Corruption watch’s annual report found that the policing sector had the most reports of corruption.
Supplied Corruption watch
The most frequently reported forms of corruption during 2020 were maladministration (17%), procurement corruption (16%) and fraud (15%).
“During this period, the public was increasingly outraged by the rampant corruption that emerged in relation to procurement and distribution of essential goods and services, including relief packages, necessitated by Covid-19. Along with these deplorable acts during a time of emergency, equally shocking were the cases of police and army brutality and abuse of power,” said Corruption Watch.
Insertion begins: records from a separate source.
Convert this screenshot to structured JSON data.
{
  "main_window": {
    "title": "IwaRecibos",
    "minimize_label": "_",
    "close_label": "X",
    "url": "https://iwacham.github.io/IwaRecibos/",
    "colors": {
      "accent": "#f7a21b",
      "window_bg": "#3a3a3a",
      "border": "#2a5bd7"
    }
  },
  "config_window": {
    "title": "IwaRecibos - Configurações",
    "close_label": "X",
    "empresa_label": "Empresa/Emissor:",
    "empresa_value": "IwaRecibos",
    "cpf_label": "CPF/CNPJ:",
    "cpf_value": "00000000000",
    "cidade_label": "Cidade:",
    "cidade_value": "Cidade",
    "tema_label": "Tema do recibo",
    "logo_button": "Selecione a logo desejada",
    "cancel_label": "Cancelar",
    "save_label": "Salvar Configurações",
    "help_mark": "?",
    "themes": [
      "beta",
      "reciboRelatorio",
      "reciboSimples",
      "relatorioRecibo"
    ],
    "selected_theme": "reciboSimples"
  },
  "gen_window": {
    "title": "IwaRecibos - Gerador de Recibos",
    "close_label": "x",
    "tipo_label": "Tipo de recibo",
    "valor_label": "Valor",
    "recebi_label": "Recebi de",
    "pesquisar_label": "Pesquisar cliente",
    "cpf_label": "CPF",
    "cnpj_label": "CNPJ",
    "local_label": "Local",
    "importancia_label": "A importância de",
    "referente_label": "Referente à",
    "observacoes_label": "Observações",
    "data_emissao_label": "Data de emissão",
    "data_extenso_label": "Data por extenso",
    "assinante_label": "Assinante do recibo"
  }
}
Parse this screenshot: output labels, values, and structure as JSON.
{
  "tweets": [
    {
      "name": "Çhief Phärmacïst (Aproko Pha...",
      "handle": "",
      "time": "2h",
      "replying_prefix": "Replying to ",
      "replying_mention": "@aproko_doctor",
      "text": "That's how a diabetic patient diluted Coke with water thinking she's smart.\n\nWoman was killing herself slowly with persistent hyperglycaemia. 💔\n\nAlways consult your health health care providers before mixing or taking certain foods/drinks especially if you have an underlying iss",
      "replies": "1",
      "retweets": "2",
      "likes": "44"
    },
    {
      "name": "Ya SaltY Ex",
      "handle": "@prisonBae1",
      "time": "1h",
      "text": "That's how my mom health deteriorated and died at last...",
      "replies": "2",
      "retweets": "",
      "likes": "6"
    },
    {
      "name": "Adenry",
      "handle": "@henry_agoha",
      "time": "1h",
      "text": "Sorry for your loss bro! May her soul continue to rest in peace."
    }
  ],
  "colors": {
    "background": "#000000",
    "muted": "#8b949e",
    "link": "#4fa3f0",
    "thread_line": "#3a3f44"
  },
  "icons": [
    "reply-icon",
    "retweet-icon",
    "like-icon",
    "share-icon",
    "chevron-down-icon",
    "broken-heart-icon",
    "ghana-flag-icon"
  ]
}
Gauteng recorded the highest number of cases, with 48%, KwaZulu-Natal 12%, and Eastern Cape and Western Cape, with 7% each.
“While it’s pleasing to report that most of Corruption Watch’s key campaigns have continued throughout the lockdown periods and the volume of reports received by us have increased, it is with anger and sadness that we also have to report that the corrupt took advantage of the public health crisis to loot the procurement necessitated by Covid, and even stooped as low as to steal from the various relief programmes,” said David Lewis, executive director of Corruption Watch.